Speaker
Description
Thermal Protection Systems (TPSs) of space vehicles must withstand extreme thermal fluxes and high temperatures during atmospheric re-entry, making emissivity one of the key parameters to be accurately characterised. Infrared thermography, combined with complementary diagnostics such as pyrometers and thermocouples, enables emissivity characterisation of TPS materials when heated under controlled conditions in high-temperature furnaces. Moreover, thermographic measurements performed during hypersonic Plasma Wind Tunnel testing allow the simultaneous investigation of temperature and emissivity in environments representative of atmospheric re-entry conditions. However, the practical application of radiometric thermography is often affected by significant challenges. Emissivity varies with material properties, wavelength, temperature, and surface condition, introducing substantial uncertainty in the conversion of radiance maps into reliable temperature distributions.
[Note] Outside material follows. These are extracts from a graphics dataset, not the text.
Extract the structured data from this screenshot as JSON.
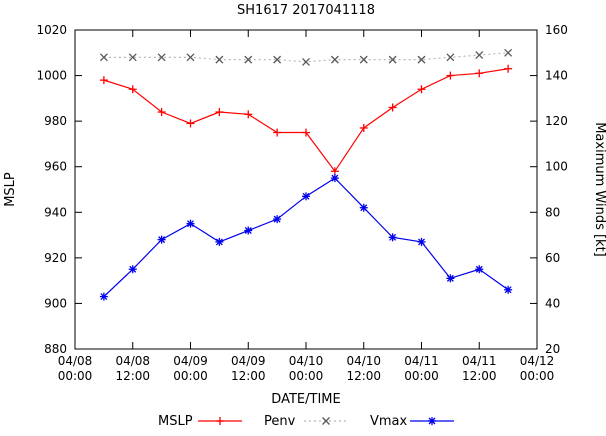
{
  "chart_data": {
    "type": "line",
    "title": "SH1617 2017041118",
    "xlabel": "DATE/TIME",
    "ylabel_left": "MSLP",
    "ylabel_right": "Maximum Winds [kt]",
    "x_range_hours": [
      0,
      96
    ],
    "x_tick_hours": [
      0,
      12,
      24,
      36,
      48,
      60,
      72,
      84,
      96
    ],
    "x_tick_labels": [
      [
        "04/08",
        "00:00"
      ],
      [
        "04/08",
        "12:00"
      ],
      [
        "04/09",
        "00:00"
      ],
      [
        "04/09",
        "12:00"
      ],
      [
        "04/10",
        "00:00"
      ],
      [
        "04/10",
        "12:00"
      ],
      [
        "04/11",
        "00:00"
      ],
      [
        "04/11",
        "12:00"
      ],
      [
        "04/12",
        "00:00"
      ]
    ],
    "ylim_left": [
      880,
      1020
    ],
    "yticks_left": [
      880,
      900,
      920,
      940,
      960,
      980,
      1000,
      1020
    ],
    "ylim_right": [
      20,
      160
    ],
    "yticks_right": [
      20,
      40,
      60,
      80,
      100,
      120,
      140,
      160
    ],
    "x_hours": [
      6,
      12,
      18,
      24,
      30,
      36,
      42,
      48,
      54,
      60,
      66,
      72,
      78,
      84,
      90
    ],
    "series": [
      {
        "name": "MSLP",
        "axis": "left",
        "color": "#ff0000",
        "marker_color": "#ff0000",
        "line": "solid",
        "marker": "plus",
        "values": [
          998,
          994,
          984,
          979,
          984,
          983,
          975,
          975,
          958,
          977,
          986,
          994,
          1000,
          1001,
          1003
        ]
      },
      {
        "name": "Penv",
        "axis": "left",
        "color": "#b8b8b8",
        "marker_color": "#5a5a5a",
        "line": "dotted",
        "marker": "cross",
        "values": [
          1008,
          1008,
          1008,
          1008,
          1007,
          1007,
          1007,
          1006,
          1007,
          1007,
          1007,
          1007,
          1008,
          1009,
          1010
        ]
      },
      {
        "name": "Vmax",
        "axis": "right",
        "color": "#0000ee",
        "marker_color": "#0000ee",
        "line": "solid",
        "marker": "star",
        "values": [
          43,
          55,
          68,
          75,
          67,
          72,
          77,
          87,
          95,
          82,
          69,
          67,
          51,
          55,
          46
        ]
      }
    ],
    "legend": [
      "MSLP",
      "Penv",
      "Vmax"
    ],
    "colors": {
      "axis": "#000000",
      "background": "#ffffff"
    }
  }
}
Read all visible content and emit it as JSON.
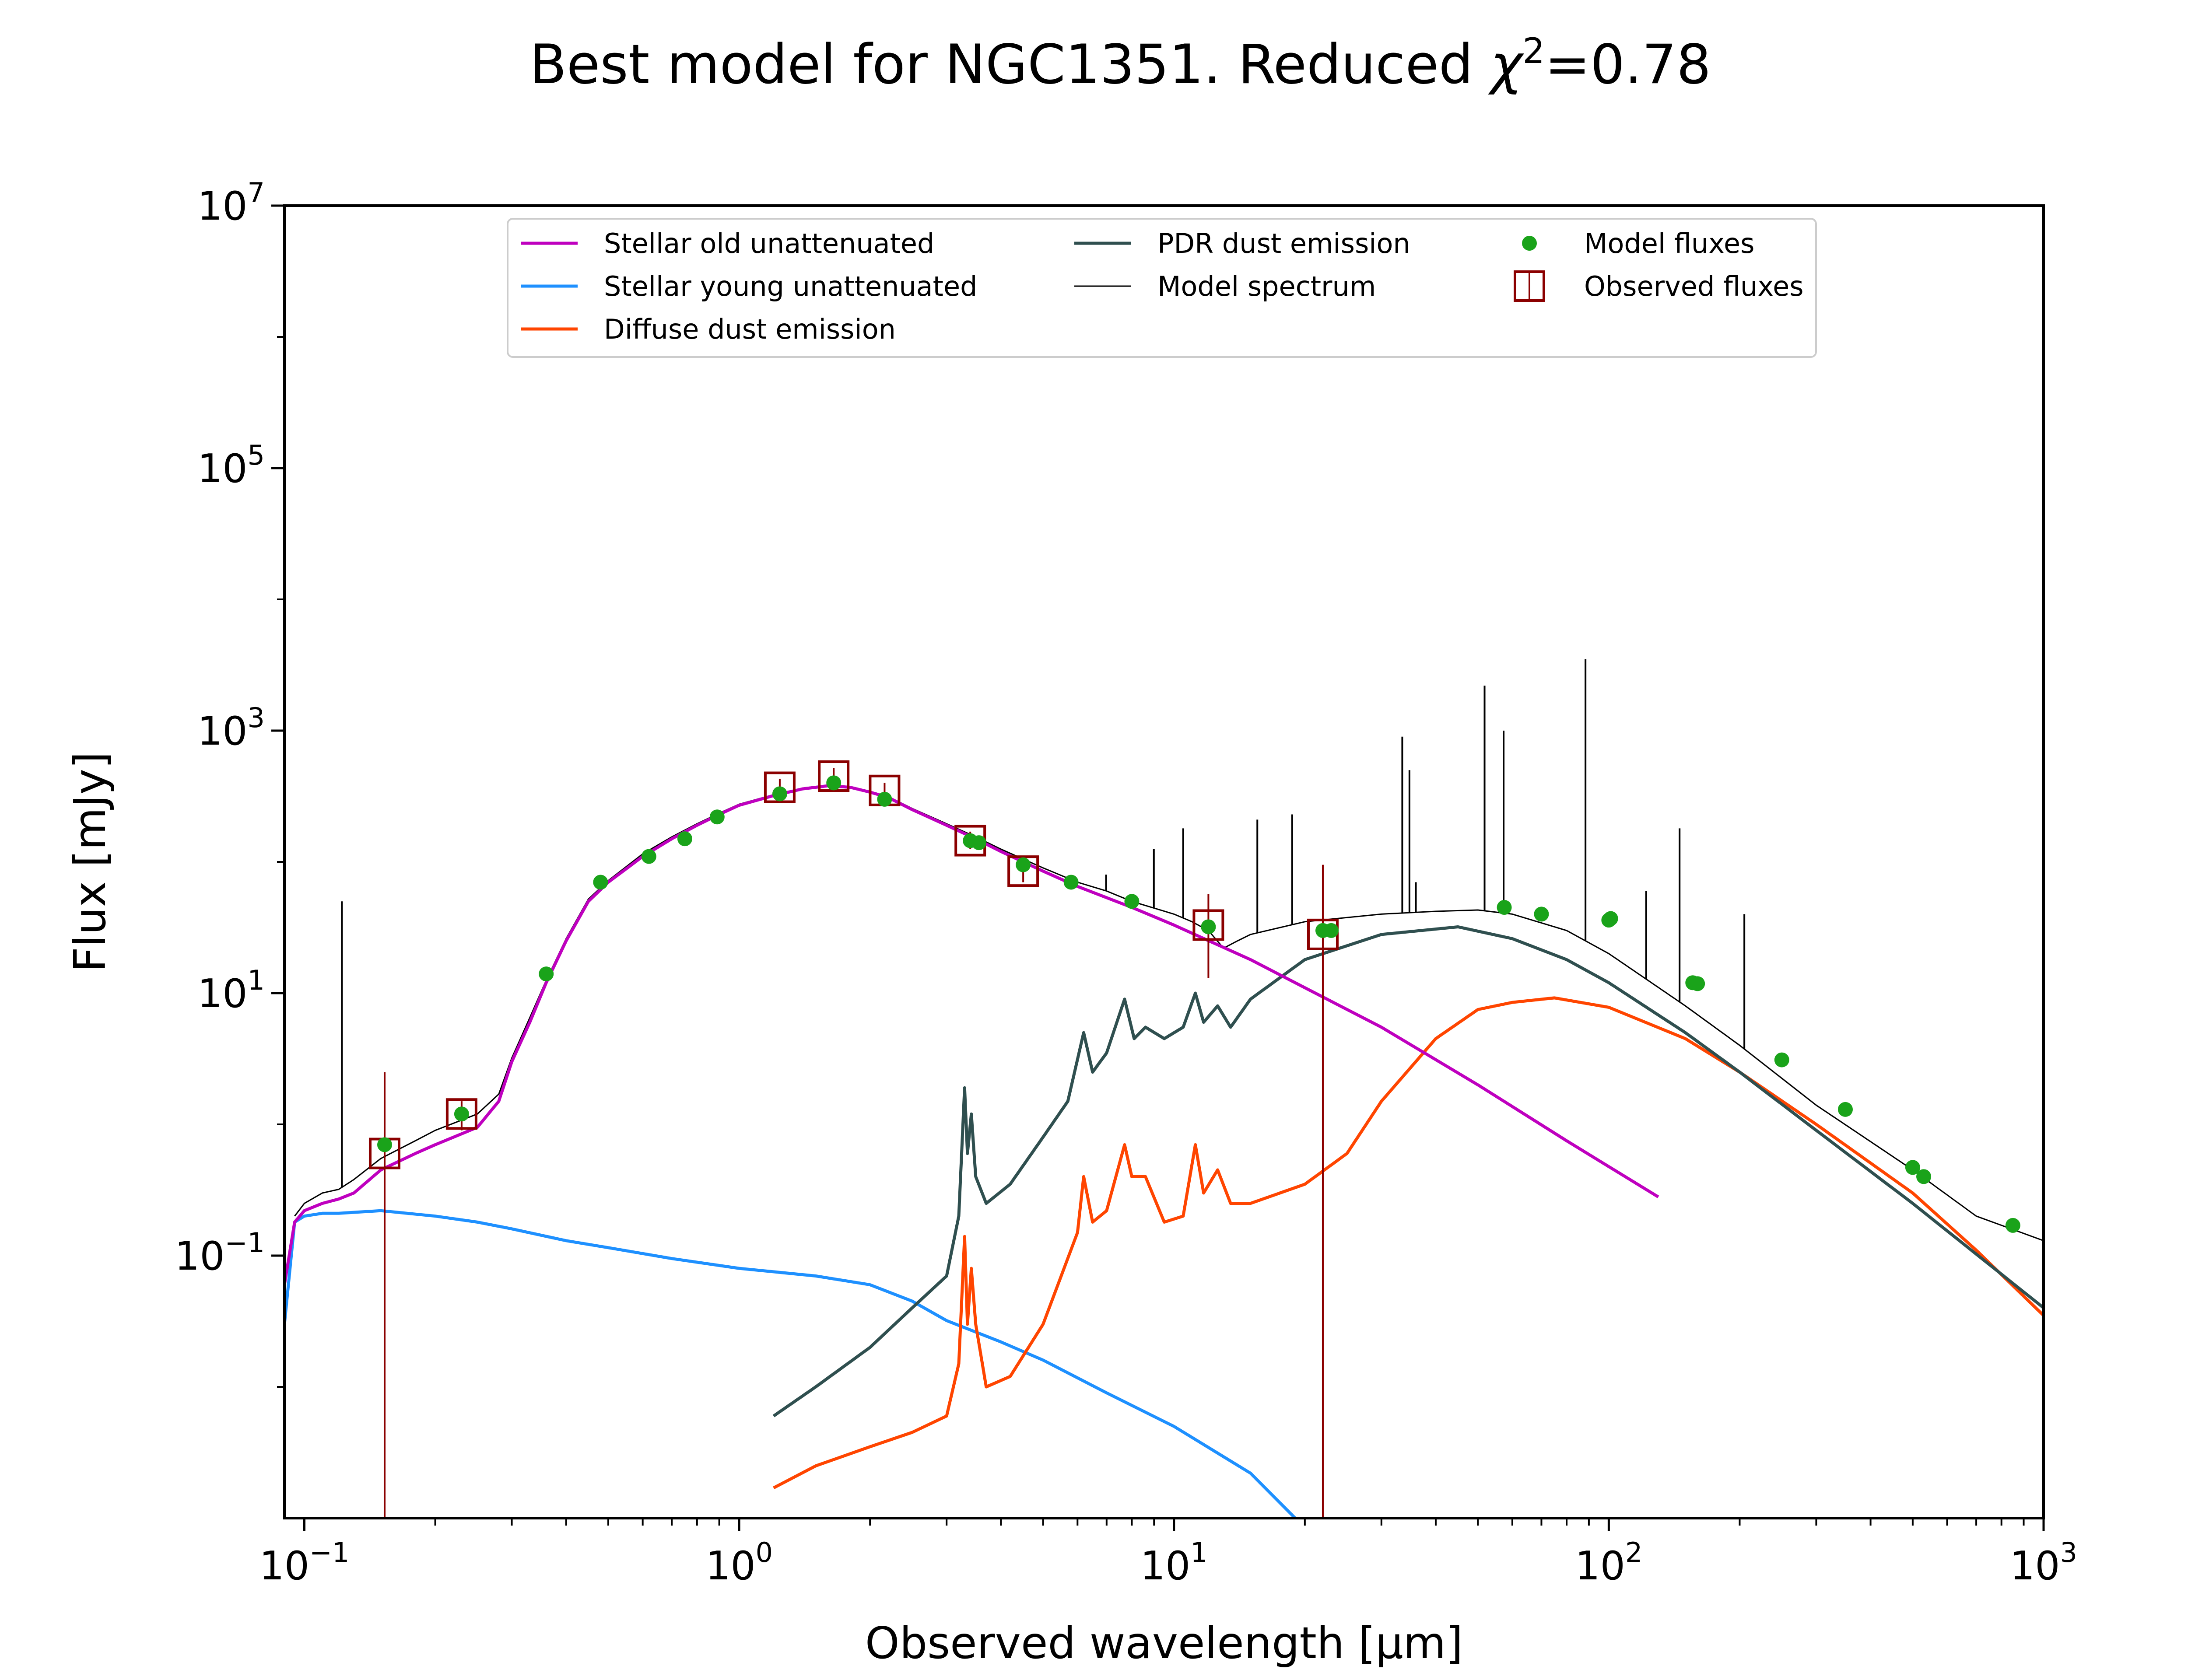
{
  "chart_data": {
    "type": "line",
    "title": "Best model for NGC1351. Reduced χ²=0.78",
    "title_parts": {
      "prefix": "Best model for NGC1351. Reduced ",
      "chi": "χ",
      "sup": "2",
      "suffix": "=0.78"
    },
    "xlabel": "Observed wavelength [μm]",
    "ylabel": "Flux [mJy]",
    "xscale": "log",
    "yscale": "log",
    "xlim": [
      0.09,
      1000
    ],
    "ylim": [
      0.001,
      10000000
    ],
    "x_ticks": [
      {
        "value": 0.1,
        "base": "10",
        "exp": "−1"
      },
      {
        "value": 1,
        "base": "10",
        "exp": "0"
      },
      {
        "value": 10,
        "base": "10",
        "exp": "1"
      },
      {
        "value": 100,
        "base": "10",
        "exp": "2"
      },
      {
        "value": 1000,
        "base": "10",
        "exp": "3"
      }
    ],
    "y_ticks": [
      {
        "value": 0.1,
        "base": "10",
        "exp": "−1"
      },
      {
        "value": 10,
        "base": "10",
        "exp": "1"
      },
      {
        "value": 1000,
        "base": "10",
        "exp": "3"
      },
      {
        "value": 100000,
        "base": "10",
        "exp": "5"
      },
      {
        "value": 10000000,
        "base": "10",
        "exp": "7"
      }
    ],
    "grid": false,
    "legend_position": "top-center",
    "colors": {
      "stellar_old": "#bf00bf",
      "stellar_young": "#1e90ff",
      "diffuse_dust": "#ff4500",
      "pdr_dust": "#2f4f4f",
      "model_spectrum": "#000000",
      "model_fluxes": "#1aa31a",
      "observed_fluxes": "#8b0000"
    },
    "series": [
      {
        "name": "Stellar old unattenuated",
        "key": "stellar_old",
        "points": [
          [
            0.09,
            0.06
          ],
          [
            0.095,
            0.18
          ],
          [
            0.1,
            0.22
          ],
          [
            0.11,
            0.25
          ],
          [
            0.12,
            0.27
          ],
          [
            0.13,
            0.3
          ],
          [
            0.15,
            0.45
          ],
          [
            0.18,
            0.6
          ],
          [
            0.2,
            0.7
          ],
          [
            0.25,
            0.95
          ],
          [
            0.28,
            1.5
          ],
          [
            0.3,
            3
          ],
          [
            0.33,
            6
          ],
          [
            0.36,
            12
          ],
          [
            0.4,
            25
          ],
          [
            0.45,
            50
          ],
          [
            0.5,
            70
          ],
          [
            0.6,
            110
          ],
          [
            0.7,
            150
          ],
          [
            0.8,
            190
          ],
          [
            0.9,
            230
          ],
          [
            1.0,
            270
          ],
          [
            1.2,
            320
          ],
          [
            1.4,
            360
          ],
          [
            1.6,
            380
          ],
          [
            1.8,
            370
          ],
          [
            2.0,
            340
          ],
          [
            2.2,
            310
          ],
          [
            2.5,
            250
          ],
          [
            3.0,
            190
          ],
          [
            3.5,
            150
          ],
          [
            4.0,
            120
          ],
          [
            4.5,
            100
          ],
          [
            5.0,
            85
          ],
          [
            6.0,
            65
          ],
          [
            8.0,
            45
          ],
          [
            10.0,
            33
          ],
          [
            15.0,
            18
          ],
          [
            20.0,
            11
          ],
          [
            30.0,
            5.5
          ],
          [
            50.0,
            2
          ],
          [
            80.0,
            0.75
          ],
          [
            130.0,
            0.28
          ]
        ]
      },
      {
        "name": "Stellar young unattenuated",
        "key": "stellar_young",
        "points": [
          [
            0.09,
            0.03
          ],
          [
            0.095,
            0.18
          ],
          [
            0.1,
            0.2
          ],
          [
            0.11,
            0.21
          ],
          [
            0.12,
            0.21
          ],
          [
            0.15,
            0.22
          ],
          [
            0.2,
            0.2
          ],
          [
            0.25,
            0.18
          ],
          [
            0.3,
            0.16
          ],
          [
            0.4,
            0.13
          ],
          [
            0.5,
            0.115
          ],
          [
            0.7,
            0.095
          ],
          [
            1.0,
            0.08
          ],
          [
            1.5,
            0.07
          ],
          [
            2.0,
            0.06
          ],
          [
            2.5,
            0.045
          ],
          [
            3.0,
            0.032
          ],
          [
            4.0,
            0.022
          ],
          [
            5.0,
            0.016
          ],
          [
            7.0,
            0.009
          ],
          [
            10.0,
            0.005
          ],
          [
            15.0,
            0.0022
          ],
          [
            19.0,
            0.001
          ]
        ]
      },
      {
        "name": "Diffuse dust emission",
        "key": "diffuse_dust",
        "points": [
          [
            1.2,
            0.0017
          ],
          [
            1.5,
            0.0025
          ],
          [
            2.0,
            0.0035
          ],
          [
            2.5,
            0.0045
          ],
          [
            3.0,
            0.006
          ],
          [
            3.2,
            0.015
          ],
          [
            3.3,
            0.14
          ],
          [
            3.35,
            0.03
          ],
          [
            3.42,
            0.08
          ],
          [
            3.5,
            0.03
          ],
          [
            3.7,
            0.01
          ],
          [
            4.2,
            0.012
          ],
          [
            5.0,
            0.03
          ],
          [
            6.0,
            0.15
          ],
          [
            6.2,
            0.4
          ],
          [
            6.5,
            0.18
          ],
          [
            7.0,
            0.22
          ],
          [
            7.7,
            0.7
          ],
          [
            8.0,
            0.4
          ],
          [
            8.6,
            0.4
          ],
          [
            9.5,
            0.18
          ],
          [
            10.5,
            0.2
          ],
          [
            11.2,
            0.7
          ],
          [
            11.7,
            0.3
          ],
          [
            12.6,
            0.45
          ],
          [
            13.5,
            0.25
          ],
          [
            15.0,
            0.25
          ],
          [
            20.0,
            0.35
          ],
          [
            25.0,
            0.6
          ],
          [
            30.0,
            1.5
          ],
          [
            40.0,
            4.5
          ],
          [
            50.0,
            7.5
          ],
          [
            60.0,
            8.5
          ],
          [
            75.0,
            9.2
          ],
          [
            100.0,
            7.8
          ],
          [
            150.0,
            4.5
          ],
          [
            200.0,
            2.5
          ],
          [
            300.0,
            1.0
          ],
          [
            500.0,
            0.3
          ],
          [
            700.0,
            0.11
          ],
          [
            1000.0,
            0.035
          ]
        ]
      },
      {
        "name": "PDR dust emission",
        "key": "pdr_dust",
        "points": [
          [
            1.2,
            0.006
          ],
          [
            1.5,
            0.01
          ],
          [
            2.0,
            0.02
          ],
          [
            2.5,
            0.04
          ],
          [
            3.0,
            0.07
          ],
          [
            3.2,
            0.2
          ],
          [
            3.3,
            1.9
          ],
          [
            3.35,
            0.6
          ],
          [
            3.42,
            1.2
          ],
          [
            3.5,
            0.4
          ],
          [
            3.7,
            0.25
          ],
          [
            4.2,
            0.35
          ],
          [
            5.0,
            0.8
          ],
          [
            5.7,
            1.5
          ],
          [
            6.2,
            5
          ],
          [
            6.5,
            2.5
          ],
          [
            7.0,
            3.5
          ],
          [
            7.7,
            9
          ],
          [
            8.1,
            4.5
          ],
          [
            8.6,
            5.5
          ],
          [
            9.5,
            4.5
          ],
          [
            10.5,
            5.5
          ],
          [
            11.2,
            10
          ],
          [
            11.7,
            6
          ],
          [
            12.6,
            8
          ],
          [
            13.5,
            5.5
          ],
          [
            15.0,
            9
          ],
          [
            20.0,
            18
          ],
          [
            30.0,
            28
          ],
          [
            45.0,
            32
          ],
          [
            60.0,
            26
          ],
          [
            80.0,
            18
          ],
          [
            100.0,
            12
          ],
          [
            150.0,
            5
          ],
          [
            200.0,
            2.5
          ],
          [
            300.0,
            0.9
          ],
          [
            500.0,
            0.25
          ],
          [
            1000.0,
            0.04
          ]
        ]
      },
      {
        "name": "Model spectrum",
        "key": "model_spectrum",
        "points": [
          [
            0.095,
            0.2
          ],
          [
            0.1,
            0.25
          ],
          [
            0.11,
            0.3
          ],
          [
            0.12,
            0.32
          ],
          [
            0.13,
            0.38
          ],
          [
            0.15,
            0.55
          ],
          [
            0.18,
            0.75
          ],
          [
            0.2,
            0.9
          ],
          [
            0.25,
            1.2
          ],
          [
            0.28,
            1.7
          ],
          [
            0.3,
            3.2
          ],
          [
            0.33,
            6.5
          ],
          [
            0.36,
            12.5
          ],
          [
            0.4,
            26
          ],
          [
            0.45,
            52
          ],
          [
            0.5,
            72
          ],
          [
            0.6,
            115
          ],
          [
            0.7,
            155
          ],
          [
            0.8,
            195
          ],
          [
            0.9,
            235
          ],
          [
            1.0,
            275
          ],
          [
            1.2,
            325
          ],
          [
            1.4,
            365
          ],
          [
            1.6,
            385
          ],
          [
            1.8,
            375
          ],
          [
            2.0,
            345
          ],
          [
            2.2,
            315
          ],
          [
            2.5,
            255
          ],
          [
            3.0,
            195
          ],
          [
            3.5,
            155
          ],
          [
            4.0,
            125
          ],
          [
            4.5,
            105
          ],
          [
            5.0,
            90
          ],
          [
            6.0,
            70
          ],
          [
            7.0,
            60
          ],
          [
            8.0,
            50
          ],
          [
            10.0,
            40
          ],
          [
            11.0,
            35
          ],
          [
            12.0,
            30
          ],
          [
            13.0,
            22
          ],
          [
            14.0,
            25
          ],
          [
            15.0,
            28
          ],
          [
            20.0,
            35
          ],
          [
            30.0,
            40
          ],
          [
            40.0,
            42
          ],
          [
            50.0,
            43
          ],
          [
            60.0,
            40
          ],
          [
            80.0,
            30
          ],
          [
            100.0,
            20
          ],
          [
            150.0,
            8
          ],
          [
            200.0,
            4
          ],
          [
            300.0,
            1.4
          ],
          [
            500.0,
            0.45
          ],
          [
            700.0,
            0.2
          ],
          [
            1000.0,
            0.13
          ]
        ],
        "emission_lines": [
          [
            0.122,
            50
          ],
          [
            6.98,
            80
          ],
          [
            8.99,
            125
          ],
          [
            10.5,
            180
          ],
          [
            15.55,
            210
          ],
          [
            18.7,
            230
          ],
          [
            33.5,
            900
          ],
          [
            34.8,
            500
          ],
          [
            36.0,
            70
          ],
          [
            51.8,
            2200
          ],
          [
            57.3,
            1000
          ],
          [
            88.4,
            3500
          ],
          [
            121.9,
            60
          ],
          [
            145.5,
            180
          ],
          [
            205.0,
            40
          ]
        ]
      }
    ],
    "model_fluxes": [
      [
        0.153,
        0.7
      ],
      [
        0.23,
        1.2
      ],
      [
        0.36,
        14
      ],
      [
        0.48,
        70
      ],
      [
        0.62,
        110
      ],
      [
        0.75,
        150
      ],
      [
        0.89,
        220
      ],
      [
        1.24,
        330
      ],
      [
        1.65,
        400
      ],
      [
        2.16,
        300
      ],
      [
        3.4,
        145
      ],
      [
        3.56,
        140
      ],
      [
        4.5,
        95
      ],
      [
        5.8,
        70
      ],
      [
        8.0,
        50
      ],
      [
        12.0,
        32
      ],
      [
        22.0,
        30
      ],
      [
        23.0,
        30
      ],
      [
        57.5,
        45
      ],
      [
        70.0,
        40
      ],
      [
        100.0,
        36
      ],
      [
        101.0,
        37
      ],
      [
        156.0,
        12
      ],
      [
        160.0,
        11.8
      ],
      [
        250.0,
        3.1
      ],
      [
        350.0,
        1.3
      ],
      [
        500.0,
        0.47
      ],
      [
        530.0,
        0.4
      ],
      [
        850.0,
        0.17
      ]
    ],
    "observed_fluxes": [
      {
        "x": 0.153,
        "y": 0.6,
        "err_low": 0.001,
        "err_high": 2.5
      },
      {
        "x": 0.23,
        "y": 1.2,
        "err_low": 0.9,
        "err_high": 1.5
      },
      {
        "x": 1.24,
        "y": 370,
        "err_low": 320,
        "err_high": 430
      },
      {
        "x": 1.65,
        "y": 450,
        "err_low": 390,
        "err_high": 520
      },
      {
        "x": 2.16,
        "y": 350,
        "err_low": 300,
        "err_high": 400
      },
      {
        "x": 3.4,
        "y": 145,
        "err_low": 125,
        "err_high": 170
      },
      {
        "x": 4.5,
        "y": 85,
        "err_low": 70,
        "err_high": 100
      },
      {
        "x": 12.0,
        "y": 33,
        "err_low": 13,
        "err_high": 57
      },
      {
        "x": 22.0,
        "y": 28,
        "err_low": 0.001,
        "err_high": 95
      }
    ],
    "legend": {
      "entries": [
        {
          "label": "Stellar old unattenuated",
          "key": "stellar_old",
          "marker": "line",
          "col": 0,
          "row": 0
        },
        {
          "label": "Stellar young unattenuated",
          "key": "stellar_young",
          "marker": "line",
          "col": 0,
          "row": 1
        },
        {
          "label": "Diffuse dust emission",
          "key": "diffuse_dust",
          "marker": "line",
          "col": 0,
          "row": 2
        },
        {
          "label": "PDR dust emission",
          "key": "pdr_dust",
          "marker": "line",
          "col": 1,
          "row": 0
        },
        {
          "label": "Model spectrum",
          "key": "model_spectrum",
          "marker": "thinline",
          "col": 1,
          "row": 1
        },
        {
          "label": "Model fluxes",
          "key": "model_fluxes",
          "marker": "dot",
          "col": 2,
          "row": 0
        },
        {
          "label": "Observed fluxes",
          "key": "observed_fluxes",
          "marker": "box",
          "col": 2,
          "row": 1
        }
      ]
    }
  }
}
This issue is particularly critical for innovative TPS materials, for which emissivity may not be known a priori. To overcome these limitations, this work also investigates a free emissivity thermography technique applied to infrared thermographic systems, enabling temperature determination. The results demonstrate the practical viability of free emissivity thermography for accurate radiometric temperature measurements and for the simultaneous reconstruction of two-dimensional temperature and spectral emissivity maps, supporting the qualification of space materials under re-entry-relevant conditions.